Então não vai ter muito jeito. Para ter retornos melhores que os da renda fixa pós-fixada, o investidor vai ter que correr um pouco mais de risco em outras classes de ativos.
Mais do que isso: vai ter que diversificar. Não se trata de se jogar na bolsa de valores com tudo, mas de pelo menos começar a olhar com mais atenção para uma gama maior de ativos.
“Num universo de Selic elevada, a necessidade de diversificação não era tão clara. Mas com uma Selic baixa e juros reais abaixo de 1% ao ano depois de descontado o imposto de renda, o único caminho é a diversificação ampla”, diz Martin Iglesias, especialista em investimentos do Itaú Unibanco.
“Independentemente de qualquer coisa, os juros vão ficar baixos, no mínimo, até o fim de 2020. E, se subirem, vai ser só lá para 2021, e não mais para os níveis que víamos antes”, completa.
Além de Bismarchi e Iglesias, eu conversei com mais dois especialistas, de outras duas instituições financeiras, para saber onde aqueles investidores que ainda não se prepararam para o novo cenário de juro baixo podem se posicionar. Confira as orientações a seguir:
Fundos de ações
Para todas as casas, a bolsa é a principal aposta no atual cenário. E todos os especialistas foram unânimes em recomendar o investimento por meio de fundos ativos de ações, aqueles nos quais os gestores escolhem os papéis, e não simplesmente seguem o desempenho do Ibovespa.
Fundos multimercados
Mas, é claro, nem todo mundo tem perfil para investir em ações. Alguns investidores não suportam ver qualquer perda no seu portfólio nunca, jamais. Outros até toleram alguma volatilidade, mas apenas em uma pequena parte da carteira. Outros, ainda, pela idade avançada, devem se preocupar mais em preservar patrimônio do que em ter uma grande rentabilidade.
Nesse sentido, há outros ativos interessantes.

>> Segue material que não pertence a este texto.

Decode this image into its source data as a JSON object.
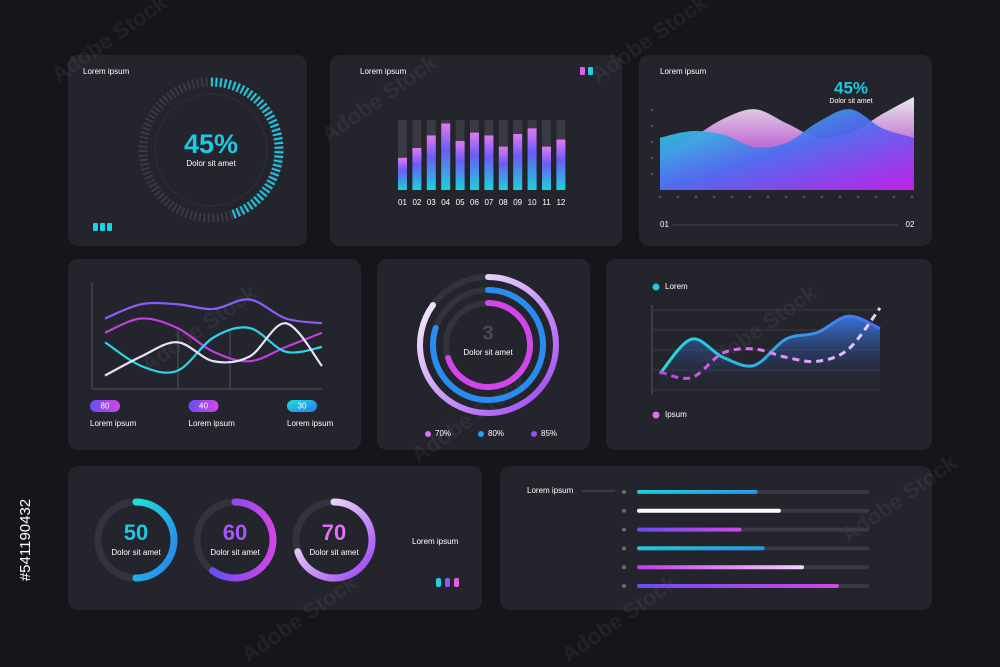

Todos os especialistas com quem conversei recomendaram também fundos multimercados, aqueles que podem investir em diversas classes de ativos, incluindo ações, e que podem ter variados níveis de risco.
Eles são pedidas mais interessantes para os mais conservadores ou para aqueles que só vão botar uma pequena parte do patrimônio em fundos de ações.
Tesouro IPCA+ (NTN-B)
Na renda fixa, o grande movimento de valorização dos prefixados e títulos atrelados à inflação, como eu disse anteriormente, parece já ter passado. “Essa parte da renda fixa já foi”, diz Ronaldo Guimarães, head da plataforma de investimentos do Modalmais.
Ele e os demais especialistas acham que agora o espaço para ganhos, tanto com valorização quanto para levar o título até o vencimento, está nos títulos atrelados à inflação de prazo mais longo, o Tesouro IPCA+.
Mesmo assim, eles só devem ter altas mais modestas – ou, nas palavras de Ronaldo, não têm mais “muito suco” -, devendo receber apenas uma pequena parte da carteira do investidor.
O Tesouro IPCA+ pode ser comprado pelo Tesouro Direto.
Fundos imobiliários, debêntures incentivadas e dólar
Outro tipo de ativo recomendado por Ronaldo, e que pode ser interessante mesmo para os mais conservadores, são os fundos imobiliários (saiba como investir).
Já Alexandre Hishi, responsável pela área de gestão de investimentos da Azimut Brasil Wealth Management, considera os fundos de debêntures incentivadas como alternativas até mais interessantes do que o Tesouro IPCA+.
As debêntures incentivadas são títulos emitidos por empresas para financiar projetos de infraestrutura, sendo isentas de imposto de renda para a pessoa física. Por consequência, os fundos que investem nelas também são isentos. Eu falo mais sobre esses fundos nesta reportagem.
Finalmente, dois especialistas recomendaram também uma pequena alocação em dólar, de até 5%, apenas para proteção do portfólio.